The funeral for the Reverend Bernie Cox was held at the Chapel at Burnham Military Camp last Friday. Bernie was ordained deacon in 1956 and priested in 1958, serving in parishes in the Nelson and Auckland Dioceses before serving as a military chaplain from 1975 to 1990 with our defence forces. Bernie’s last role with our forces was Principal Chaplain (Army). Bernie then served in two Wellington Diocese parishes before retirement to Gore and then, more recently, to Christchurch. Please pray for Bernie’s family.
I have been reading two books I want to draw your attention to. First, the Reverend Ron Hay, priest and alpinist, known to many in our Diocese, has written and illustrated with superb photography The Spirit of the Mountains: Alpine Adventures and Reflections. This is simply a beautiful book in words and in pictures, a celebration of our Aotearoa New Zealand mountains, and an expression of the spirituality of creation. Email Ron for your copy email@example.com , $40 plus P and P.
Secondly, Steve Bell, whom I shared a flat with in Cairo in 1982-83 and who went onto to significant global mission leadership based in the UK, has written Mountains Move: Achieving Social Cohesion in a Multi-Cultural Society (accessible from Amazon). This is a “must read” book for guidance as we negotiate our way through changing society towards kindness and understanding of each other’s faiths and ideologies. A special interest of the book is understanding and appreciating Islam in Western society.
Last Wednesday I went to Mangere to listen to the testimony of a witness to the Royal Commission on Abuse in Care https://www.abuseincare.org.nz/public-hearings/about/tulou-our-pacific-voices-tatala-e-pulonga/ . During the course of that testimony, the Reverend Ray Oppenheim, Vicar of Avonside at the time, was publicly named as the survivor’s abuser.
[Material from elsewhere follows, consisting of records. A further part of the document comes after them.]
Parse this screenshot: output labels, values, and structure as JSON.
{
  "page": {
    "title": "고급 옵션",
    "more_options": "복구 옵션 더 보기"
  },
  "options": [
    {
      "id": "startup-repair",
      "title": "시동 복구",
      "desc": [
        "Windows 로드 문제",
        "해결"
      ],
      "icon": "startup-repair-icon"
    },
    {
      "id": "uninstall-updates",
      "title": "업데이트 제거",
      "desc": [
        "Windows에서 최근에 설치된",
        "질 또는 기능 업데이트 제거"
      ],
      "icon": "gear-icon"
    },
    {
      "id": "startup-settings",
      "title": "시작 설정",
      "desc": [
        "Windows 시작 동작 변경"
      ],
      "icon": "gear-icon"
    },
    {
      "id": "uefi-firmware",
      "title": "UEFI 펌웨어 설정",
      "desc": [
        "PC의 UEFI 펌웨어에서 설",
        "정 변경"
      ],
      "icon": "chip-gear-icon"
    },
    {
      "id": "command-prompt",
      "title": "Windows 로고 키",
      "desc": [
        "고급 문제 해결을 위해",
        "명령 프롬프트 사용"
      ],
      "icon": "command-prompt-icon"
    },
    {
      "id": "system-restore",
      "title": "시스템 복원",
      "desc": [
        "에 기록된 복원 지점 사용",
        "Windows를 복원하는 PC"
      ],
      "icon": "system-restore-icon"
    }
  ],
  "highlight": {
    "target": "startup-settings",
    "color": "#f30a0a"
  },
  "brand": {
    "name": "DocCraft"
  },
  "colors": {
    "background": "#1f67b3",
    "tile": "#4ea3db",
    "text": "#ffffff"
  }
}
The survivor was a young girl at the time. If any reader knows of other instances of abuse, they are encouraged to make contact with my office (firstname.lastname@example.org ) or to contact the Royal Commission directly or to contact our national Registrar for complaints regarding ministry standards at email@example.com .
NZCMS is making a call to prayer: “We are having a 12-hour call to prayer this Saturday, July 24, beginning at 7am and finishing at 7pm. The focus is specifically for Mission Partners who are seeking to return to NZ in the next few months. All have stayed and served throughout the pandemic, and they are due a time of Leave and Home Service in NZ.” Please pray for return visas to the country of service to be issued; and for MIQ spots in NZ to be obtained.
This Sunday we continue our Gospel readings further into John 6, verses 24-35. What is The Bread of Life offering us? What nourishment do we need from The Bread of Life?